对病毒滴度的影响：病毒滴度测定结果如图4所示，b5给药组病毒总颗粒数比ev71感染组少，且有统计学差异(p<0.05)。

实施例5细胞活力检测

取对数生长的rd细胞，用含10％fbs的dmem培养基调整细胞悬液浓度至1×10⁵个·ml^-1，接种于96孔板中，每孔100μl，置培养箱中培养过夜。次日分组给药，每组均设3个复孔，给药组白头翁皂苷b5终浓度为200μmol·l^－1，对照组和造模组加入等体积的含2％fbs的饥饿培养基；给药1h后，造模组和给药组分别给予ev71病毒原液1μl，对照组加入等体积的饥饿培养基。

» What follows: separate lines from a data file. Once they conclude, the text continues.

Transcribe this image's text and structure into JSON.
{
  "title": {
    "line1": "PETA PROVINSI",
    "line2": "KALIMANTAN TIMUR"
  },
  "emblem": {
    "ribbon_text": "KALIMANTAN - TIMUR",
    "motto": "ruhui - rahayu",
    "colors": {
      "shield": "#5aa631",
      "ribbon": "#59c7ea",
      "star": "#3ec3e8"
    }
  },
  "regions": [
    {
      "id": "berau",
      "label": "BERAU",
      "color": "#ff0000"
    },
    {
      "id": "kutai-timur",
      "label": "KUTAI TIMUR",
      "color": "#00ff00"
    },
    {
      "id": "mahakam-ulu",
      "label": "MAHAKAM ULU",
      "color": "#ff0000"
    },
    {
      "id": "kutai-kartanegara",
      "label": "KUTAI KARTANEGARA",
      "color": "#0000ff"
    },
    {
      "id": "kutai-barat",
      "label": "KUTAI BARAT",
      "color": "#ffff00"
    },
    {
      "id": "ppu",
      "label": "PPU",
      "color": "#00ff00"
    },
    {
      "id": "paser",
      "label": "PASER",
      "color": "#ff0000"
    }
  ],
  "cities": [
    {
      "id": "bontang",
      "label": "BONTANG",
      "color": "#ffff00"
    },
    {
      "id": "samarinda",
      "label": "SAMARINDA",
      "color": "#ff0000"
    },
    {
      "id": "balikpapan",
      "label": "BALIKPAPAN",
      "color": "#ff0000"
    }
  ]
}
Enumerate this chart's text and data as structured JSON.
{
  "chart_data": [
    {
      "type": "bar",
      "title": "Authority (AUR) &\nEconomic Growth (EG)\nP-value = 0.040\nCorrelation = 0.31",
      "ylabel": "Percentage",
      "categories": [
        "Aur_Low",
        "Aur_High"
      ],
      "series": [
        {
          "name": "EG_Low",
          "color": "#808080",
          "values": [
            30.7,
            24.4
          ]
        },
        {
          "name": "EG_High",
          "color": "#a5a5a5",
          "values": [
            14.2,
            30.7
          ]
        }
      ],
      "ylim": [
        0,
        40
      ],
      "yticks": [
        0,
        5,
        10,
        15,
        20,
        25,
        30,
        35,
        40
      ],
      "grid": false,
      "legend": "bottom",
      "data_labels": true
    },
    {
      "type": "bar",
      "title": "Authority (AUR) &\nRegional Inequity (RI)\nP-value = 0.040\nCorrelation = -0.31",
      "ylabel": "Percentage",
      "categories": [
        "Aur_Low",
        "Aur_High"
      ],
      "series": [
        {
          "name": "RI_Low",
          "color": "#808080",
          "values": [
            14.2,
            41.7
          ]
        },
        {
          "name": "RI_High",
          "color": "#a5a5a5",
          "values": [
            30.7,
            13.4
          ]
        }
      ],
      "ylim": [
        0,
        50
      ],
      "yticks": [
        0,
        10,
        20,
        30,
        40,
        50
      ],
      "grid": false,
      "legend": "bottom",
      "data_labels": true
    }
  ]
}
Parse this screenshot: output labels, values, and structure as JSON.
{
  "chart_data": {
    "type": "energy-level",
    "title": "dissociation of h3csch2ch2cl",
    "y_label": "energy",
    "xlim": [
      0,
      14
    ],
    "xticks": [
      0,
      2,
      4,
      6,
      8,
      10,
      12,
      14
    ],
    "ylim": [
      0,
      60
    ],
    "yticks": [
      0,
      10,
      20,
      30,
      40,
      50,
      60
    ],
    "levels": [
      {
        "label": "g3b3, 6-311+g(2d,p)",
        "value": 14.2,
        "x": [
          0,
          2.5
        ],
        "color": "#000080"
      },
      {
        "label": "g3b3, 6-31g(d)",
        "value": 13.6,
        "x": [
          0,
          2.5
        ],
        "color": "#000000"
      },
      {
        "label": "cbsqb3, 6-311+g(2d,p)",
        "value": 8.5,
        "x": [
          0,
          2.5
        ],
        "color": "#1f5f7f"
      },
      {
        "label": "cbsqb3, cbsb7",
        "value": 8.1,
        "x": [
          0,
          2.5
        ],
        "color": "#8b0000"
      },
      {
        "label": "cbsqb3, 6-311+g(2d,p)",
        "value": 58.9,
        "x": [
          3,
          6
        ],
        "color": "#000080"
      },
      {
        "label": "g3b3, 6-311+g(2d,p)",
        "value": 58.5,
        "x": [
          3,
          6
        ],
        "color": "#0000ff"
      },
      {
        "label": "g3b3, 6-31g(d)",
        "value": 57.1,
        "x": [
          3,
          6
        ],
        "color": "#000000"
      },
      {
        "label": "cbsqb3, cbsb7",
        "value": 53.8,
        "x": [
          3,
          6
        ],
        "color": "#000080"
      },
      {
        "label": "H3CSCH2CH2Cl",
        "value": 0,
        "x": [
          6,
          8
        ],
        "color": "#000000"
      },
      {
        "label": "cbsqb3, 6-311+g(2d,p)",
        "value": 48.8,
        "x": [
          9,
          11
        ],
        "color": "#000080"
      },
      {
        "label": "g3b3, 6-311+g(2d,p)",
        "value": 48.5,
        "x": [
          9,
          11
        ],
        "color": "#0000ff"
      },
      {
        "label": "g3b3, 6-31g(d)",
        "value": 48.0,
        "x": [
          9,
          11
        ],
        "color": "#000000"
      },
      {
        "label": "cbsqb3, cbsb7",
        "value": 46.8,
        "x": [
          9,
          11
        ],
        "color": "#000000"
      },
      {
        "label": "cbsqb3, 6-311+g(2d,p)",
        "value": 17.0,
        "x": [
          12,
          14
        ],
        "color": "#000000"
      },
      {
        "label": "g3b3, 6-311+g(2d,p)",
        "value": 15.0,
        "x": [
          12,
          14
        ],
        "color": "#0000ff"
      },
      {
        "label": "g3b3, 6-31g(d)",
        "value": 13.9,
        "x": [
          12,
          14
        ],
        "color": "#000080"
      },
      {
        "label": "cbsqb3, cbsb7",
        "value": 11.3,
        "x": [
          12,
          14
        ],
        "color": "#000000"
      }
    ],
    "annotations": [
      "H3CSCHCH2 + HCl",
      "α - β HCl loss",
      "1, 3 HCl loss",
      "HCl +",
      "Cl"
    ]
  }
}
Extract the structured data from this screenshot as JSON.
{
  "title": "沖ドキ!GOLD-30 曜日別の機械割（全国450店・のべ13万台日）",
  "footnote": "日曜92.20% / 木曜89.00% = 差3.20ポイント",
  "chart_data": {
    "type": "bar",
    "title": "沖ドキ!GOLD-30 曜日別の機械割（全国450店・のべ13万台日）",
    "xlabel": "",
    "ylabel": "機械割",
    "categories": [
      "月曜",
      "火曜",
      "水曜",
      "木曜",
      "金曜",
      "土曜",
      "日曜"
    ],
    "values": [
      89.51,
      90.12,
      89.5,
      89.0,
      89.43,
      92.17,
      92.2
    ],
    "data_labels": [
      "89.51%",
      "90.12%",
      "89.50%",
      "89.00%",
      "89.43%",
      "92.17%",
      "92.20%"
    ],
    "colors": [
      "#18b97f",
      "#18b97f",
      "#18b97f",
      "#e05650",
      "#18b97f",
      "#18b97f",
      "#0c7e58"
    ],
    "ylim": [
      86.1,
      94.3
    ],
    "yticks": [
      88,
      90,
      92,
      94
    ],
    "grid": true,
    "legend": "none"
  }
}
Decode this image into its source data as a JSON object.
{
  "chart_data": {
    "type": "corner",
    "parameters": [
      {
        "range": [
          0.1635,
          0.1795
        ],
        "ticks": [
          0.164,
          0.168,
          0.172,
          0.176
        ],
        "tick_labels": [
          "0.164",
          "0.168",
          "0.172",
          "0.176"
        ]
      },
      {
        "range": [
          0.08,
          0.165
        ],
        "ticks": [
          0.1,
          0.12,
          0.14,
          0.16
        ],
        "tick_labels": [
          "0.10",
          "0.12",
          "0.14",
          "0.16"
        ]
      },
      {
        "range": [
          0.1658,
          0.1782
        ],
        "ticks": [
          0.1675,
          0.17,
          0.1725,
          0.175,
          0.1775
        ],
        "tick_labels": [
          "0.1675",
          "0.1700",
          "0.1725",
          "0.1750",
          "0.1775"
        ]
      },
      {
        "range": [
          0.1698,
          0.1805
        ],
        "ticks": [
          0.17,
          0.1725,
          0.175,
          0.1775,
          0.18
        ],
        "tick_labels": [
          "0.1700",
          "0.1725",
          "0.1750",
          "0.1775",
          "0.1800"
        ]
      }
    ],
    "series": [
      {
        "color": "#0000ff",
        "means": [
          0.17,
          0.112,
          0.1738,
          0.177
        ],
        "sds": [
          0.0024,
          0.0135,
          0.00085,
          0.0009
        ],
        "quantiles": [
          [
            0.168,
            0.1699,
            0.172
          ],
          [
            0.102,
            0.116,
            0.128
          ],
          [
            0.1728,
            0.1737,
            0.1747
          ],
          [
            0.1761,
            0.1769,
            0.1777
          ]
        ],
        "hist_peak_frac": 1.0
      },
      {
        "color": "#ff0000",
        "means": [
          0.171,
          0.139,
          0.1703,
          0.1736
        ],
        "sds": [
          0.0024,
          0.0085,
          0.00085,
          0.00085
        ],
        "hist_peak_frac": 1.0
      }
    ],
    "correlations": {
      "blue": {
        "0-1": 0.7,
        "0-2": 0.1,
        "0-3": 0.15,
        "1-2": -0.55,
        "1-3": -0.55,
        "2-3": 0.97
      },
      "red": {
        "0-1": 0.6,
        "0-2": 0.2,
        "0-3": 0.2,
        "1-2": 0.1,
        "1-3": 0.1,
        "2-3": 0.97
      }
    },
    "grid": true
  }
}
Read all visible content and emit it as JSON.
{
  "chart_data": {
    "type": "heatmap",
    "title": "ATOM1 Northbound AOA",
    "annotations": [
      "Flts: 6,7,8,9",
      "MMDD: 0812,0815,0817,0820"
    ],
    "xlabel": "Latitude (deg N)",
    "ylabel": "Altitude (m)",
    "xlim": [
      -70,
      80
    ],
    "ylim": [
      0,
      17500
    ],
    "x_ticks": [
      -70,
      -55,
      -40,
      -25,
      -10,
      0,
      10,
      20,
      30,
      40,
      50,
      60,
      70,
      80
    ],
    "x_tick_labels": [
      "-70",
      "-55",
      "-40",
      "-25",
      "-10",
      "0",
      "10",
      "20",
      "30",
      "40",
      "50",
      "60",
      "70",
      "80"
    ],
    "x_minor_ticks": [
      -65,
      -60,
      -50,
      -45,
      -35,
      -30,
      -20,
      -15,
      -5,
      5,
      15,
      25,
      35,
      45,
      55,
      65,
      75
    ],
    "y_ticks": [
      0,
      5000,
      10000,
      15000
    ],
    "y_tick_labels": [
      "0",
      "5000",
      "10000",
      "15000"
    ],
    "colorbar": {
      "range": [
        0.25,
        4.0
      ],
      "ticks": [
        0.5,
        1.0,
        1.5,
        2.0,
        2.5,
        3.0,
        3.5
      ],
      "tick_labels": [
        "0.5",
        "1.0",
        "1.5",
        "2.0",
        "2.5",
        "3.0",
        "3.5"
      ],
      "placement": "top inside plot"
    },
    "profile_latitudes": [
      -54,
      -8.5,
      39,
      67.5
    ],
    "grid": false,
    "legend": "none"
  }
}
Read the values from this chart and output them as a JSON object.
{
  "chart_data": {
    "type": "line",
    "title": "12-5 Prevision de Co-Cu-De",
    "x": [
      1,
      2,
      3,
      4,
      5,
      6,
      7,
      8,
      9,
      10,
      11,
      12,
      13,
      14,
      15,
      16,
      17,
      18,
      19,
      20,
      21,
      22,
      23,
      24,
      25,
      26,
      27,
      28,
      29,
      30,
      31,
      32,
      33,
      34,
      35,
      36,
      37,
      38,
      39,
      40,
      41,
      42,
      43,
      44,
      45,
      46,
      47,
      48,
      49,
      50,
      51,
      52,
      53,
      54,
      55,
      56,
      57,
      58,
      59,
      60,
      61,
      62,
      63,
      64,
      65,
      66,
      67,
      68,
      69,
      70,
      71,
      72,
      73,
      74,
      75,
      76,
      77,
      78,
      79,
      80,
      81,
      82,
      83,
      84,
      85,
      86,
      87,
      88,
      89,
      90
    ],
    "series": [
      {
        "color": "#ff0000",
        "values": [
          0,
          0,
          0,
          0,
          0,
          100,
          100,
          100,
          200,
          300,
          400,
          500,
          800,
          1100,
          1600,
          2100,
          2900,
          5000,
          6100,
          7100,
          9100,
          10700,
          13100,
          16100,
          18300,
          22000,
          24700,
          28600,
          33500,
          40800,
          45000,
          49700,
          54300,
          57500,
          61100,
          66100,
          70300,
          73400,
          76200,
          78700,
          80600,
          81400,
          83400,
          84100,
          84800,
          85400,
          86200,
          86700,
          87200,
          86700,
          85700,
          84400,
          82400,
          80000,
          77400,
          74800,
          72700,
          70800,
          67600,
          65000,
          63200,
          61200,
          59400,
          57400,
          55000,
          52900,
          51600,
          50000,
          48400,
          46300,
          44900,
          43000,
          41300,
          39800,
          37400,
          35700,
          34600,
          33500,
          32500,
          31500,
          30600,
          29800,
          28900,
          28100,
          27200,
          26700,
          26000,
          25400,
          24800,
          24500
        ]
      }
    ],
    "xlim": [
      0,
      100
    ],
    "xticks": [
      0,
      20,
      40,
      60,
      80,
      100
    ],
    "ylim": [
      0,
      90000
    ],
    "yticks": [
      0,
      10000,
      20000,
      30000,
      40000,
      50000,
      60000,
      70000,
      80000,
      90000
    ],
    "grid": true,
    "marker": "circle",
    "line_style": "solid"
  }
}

ev71感染24h后，每孔加入10μlmtt(5mg·ml^-1)，置于培养箱中继续培养4h。培养结束后弃去上层液体，每孔加入100μldmso溶液，于摇床上振摇20min，使结晶完全溶解，酶标仪检测490nm处各孔吸光度值(a值)，重复实验3次。

对细胞凋亡的影响：从mtt实验结果得到，白头翁皂苷b5对ev71引起rd细胞凋亡起抑制作用(p<0.05)，结果如图5所示。

实施例6westernblot实验

取对数生长的rd细胞，用含10％胎牛血清(fbs)的dmem完全培养基将细胞数调整至1×10⁵个/ml，接种于60mm²培养皿，3ml/皿，置于37℃，5％co2培养箱中培养过夜。次日，将完全培养基吸走，加入饥饿培养基(含2％fbs的dmem培养基)并分组给药，给药组给予30μl的200μmol·l^－1白头翁皂苷b5，造模组给予相同体积的饥饿培养基，给药1h后造模，给药组和造模组分别给予30μlev71病毒原液，ev71感染24小时后，收集皿底细胞，提取蛋白。用bca法测定蛋白浓度后，将蛋白原液稀释成最终蛋白样品。蛋白样品经电泳、转膜、封闭、一抗4℃孵育过夜、tbst漂洗、二抗室温孵育1.5h、tbst漂洗后用ecl化学发光显色法检测，使用imagej软件分析图片中条带灰度值。实验重复3次。

对相关蛋白表达的影响：与对照组相比，白头翁皂苷b5(200μmol·l^-1)给药组显著下调rd细胞中的cleavedparp、3c-pro、vp-1蛋白的表达并上调bcl-2蛋白的表达(p＜0.05)，说明白头翁皂苷b5可以抑制rd细胞的凋亡。此外，白头翁皂b5可激活rd细胞的天然免疫信号通路相关蛋白mavs、p-irf3、ifn-β的表达，与对照组比较，差异均有统计学意义(p＜0.05)。结果见图6。

以上所述仅是本发明的优选实施方式，应当指出，对于本技术领域的普通技术人员来说，在不脱离本发明原理的前提下，还可以做出若干改进和润饰，这些改进和润饰也应视为本发明的保护范围。